Being more active also means spending less time sitting. Sitting has been linked to many health issues, so get up and move and limit the time you spend on the couch.
3. Increase Aerobic Exercise
Exercises that involve repetitive motions—swimming, cycling, and jogging—are very effective in helping increase your heart rate. Incorporate at least 30 minutes of brisk exercise into your day. Using tools like heart-rate monitors and pedometers can help you set goals for yourself. You can also do some of these activities with friends. Doing things as a group can make activity more fun.

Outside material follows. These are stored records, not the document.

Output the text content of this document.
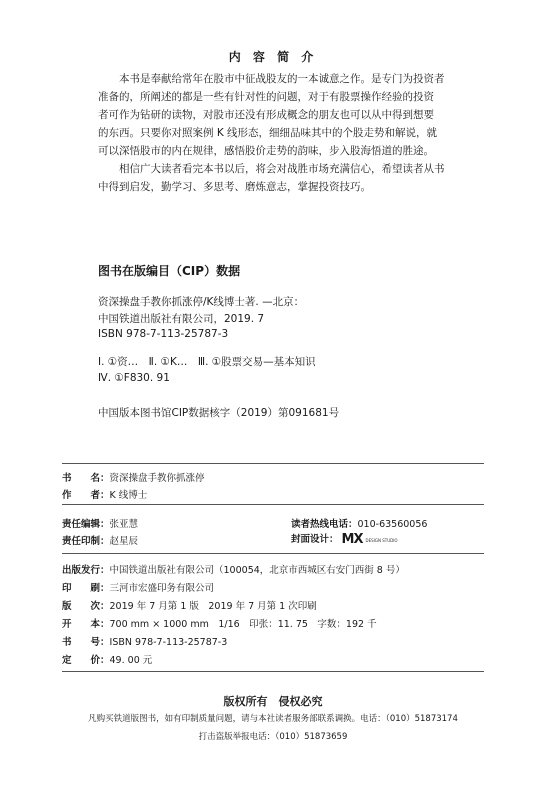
内 容 简 介
　　本书是奉献给常年在股市中征战股友的一本诚意之作。是专门为投资者
准备的，所阐述的都是一些有针对性的问题，对于有股票操作经验的投资
者可作为钻研的读物，对股市还没有形成概念的朋友也可以从中得到想要
的东西。只要你对照案例 K 线形态，细细品味其中的个股走势和解说，就
可以深悟股市的内在规律，感悟股价走势的韵味，步入股海悟道的胜途。
　　相信广大读者看完本书以后，将会对战胜市场充满信心，希望读者从书
中得到启发，勤学习、多思考、磨炼意志，掌握投资技巧。
图书在版编目（CIP）数据
资深操盘手教你抓涨停/K线博士著. —北京：
中国铁道出版社有限公司，2019. 7
ISBN 978-7-113-25787-3
Ⅰ. ①资…　Ⅱ. ①K…　Ⅲ. ①股票交易—基本知识
Ⅳ. ①F830. 91
中国版本图书馆CIP数据核字（2019）第091681号
书　　名：资深操盘手教你抓涨停
作　　者：K 线博士
责任编辑：张亚慧	读者热线电话：010-63560056
责任印制：赵星辰	封面设计： MX DESIGN STUDIO
出版发行：中国铁道出版社有限公司（100054，北京市西城区右安门西街 8 号）
印　　刷：三河市宏盛印务有限公司
版　　次：2019 年 7 月第 1 版　2019 年 7 月第 1 次印刷
开　　本：700 mm × 1000 mm　1/16　印张：11. 75　字数：192 千
书　　号：ISBN 978-7-113-25787-3
定　　价：49. 00 元
版权所有　侵权必究
凡购买铁道版图书，如有印制质量问题，请与本社读者服务部联系调换。电话：（010）51873174
打击盗版举报电话：（010）51873659
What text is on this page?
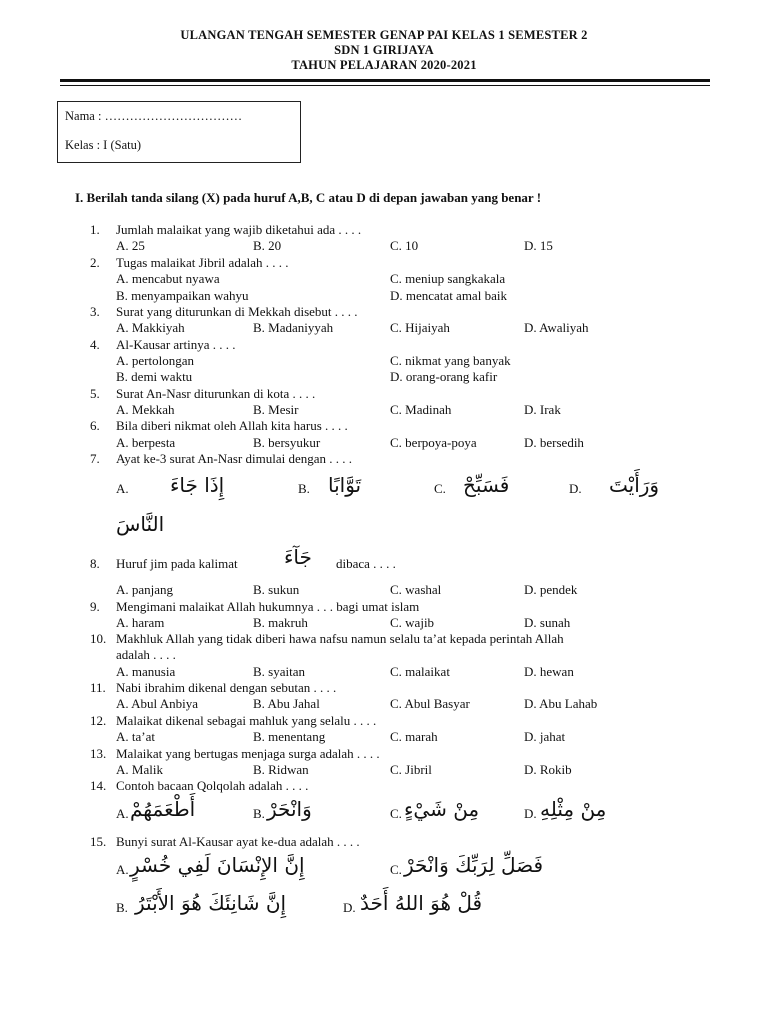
ULANGAN TENGAH SEMESTER GENAP PAI KELAS 1 SEMESTER 2
SDN 1 GIRIJAYA
TAHUN PELAJARAN 2020-2021
Nama : ……………………………
Kelas : I (Satu)
I. Berilah tanda silang (X) pada huruf A,B, C atau D di depan jawaban yang benar !
1. Jumlah malaikat yang wajib diketahui ada . . . .
A. 25	B. 20	C. 10	D. 15
2. Tugas malaikat Jibril adalah . . . .
A. mencabut nyawa	C. meniup sangkakala
B. menyampaikan wahyu	D. mencatat amal baik
3. Surat yang diturunkan di Mekkah disebut . . . .
A. Makkiyah	B. Madaniyyah	C. Hijaiyah	D. Awaliyah
4. Al-Kausar artinya . . . .
A. pertolongan	C. nikmat yang banyak
B. demi waktu	D. orang-orang kafir
5. Surat An-Nasr diturunkan di kota . . . .
A. Mekkah	B. Mesir	C. Madinah	D. Irak
6. Bila diberi nikmat oleh Allah kita harus . . . .
A. berpesta	B. bersyukur	C. berpoya-poya	D. bersedih
7. Ayat ke-3 surat An-Nasr dimulai dengan . . . .
A. إِذَا جَاءَ	B. تَوَّابًا	C. فَسَبِّحْ	D. وَرَأَيْتَ
النَّاسَ
8. Huruf jim pada kalimat جَآءَ dibaca . . . .
A. panjang	B. sukun	C. washal	D. pendek
9. Mengimani malaikat Allah hukumnya . . . bagi umat islam
A. haram	B. makruh	C. wajib	D. sunah
10. Makhluk Allah yang tidak diberi hawa nafsu namun selalu ta’at kepada perintah Allah
adalah . . . .
A. manusia	B. syaitan	C. malaikat	D. hewan
11. Nabi ibrahim dikenal dengan sebutan . . . .
A. Abul Anbiya	B. Abu Jahal	C. Abul Basyar	D. Abu Lahab
12. Malaikat dikenal sebagai mahluk yang selalu . . . .
A. ta’at	B. menentang	C. marah	D. jahat
13. Malaikat yang bertugas menjaga surga adalah . . . .
A. Malik	B. Ridwan	C. Jibril	D. Rokib
14. Contoh bacaan Qolqolah adalah . . . .
A. أَطْعَمَهُمْ	B. وَانْحَرْ	C. مِنْ شَيْءٍ	D. مِنْ مِثْلِهِ
15. Bunyi surat Al-Kausar ayat ke-dua adalah . . . .
A. إِنَّ الإِنْسَانَ لَفِي خُسْرٍ	C. فَصَلِّ لِرَبِّكَ وَانْحَرْ
B. إِنَّ شَانِئَكَ هُوَ الأَبْتَرُ	D. قُلْ هُوَ اللهُ أَحَدٌ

4. Get into Weight Lifting
Weight lifting can increase your blood pressure temporarily. This increase can be notable, but the benefits of weight lifting are significant. Try doing more repetitions with less weight when you first start. Also, be sure to listen to your body and slow down if you feel overexerted or feel like you are about to risk injury. The U.S. Department of Health and Human Services recommends lifting weights at least two times a week.
5. Check Your Progress
You can get a blood pressure monitor at your local pharmacy. Check your progress regularly. Staying on top of your blood pressure will help you determine whether your lifestyle changes are working.
6. Get Regular Checkups
See your health care professional regularly. Your doctor will monitor your blood pressure to make sure you are staying in a safe range. As previously mentioned, your doctor may prescribe medication in addition to lifestyle changes to help manage your blood pressure.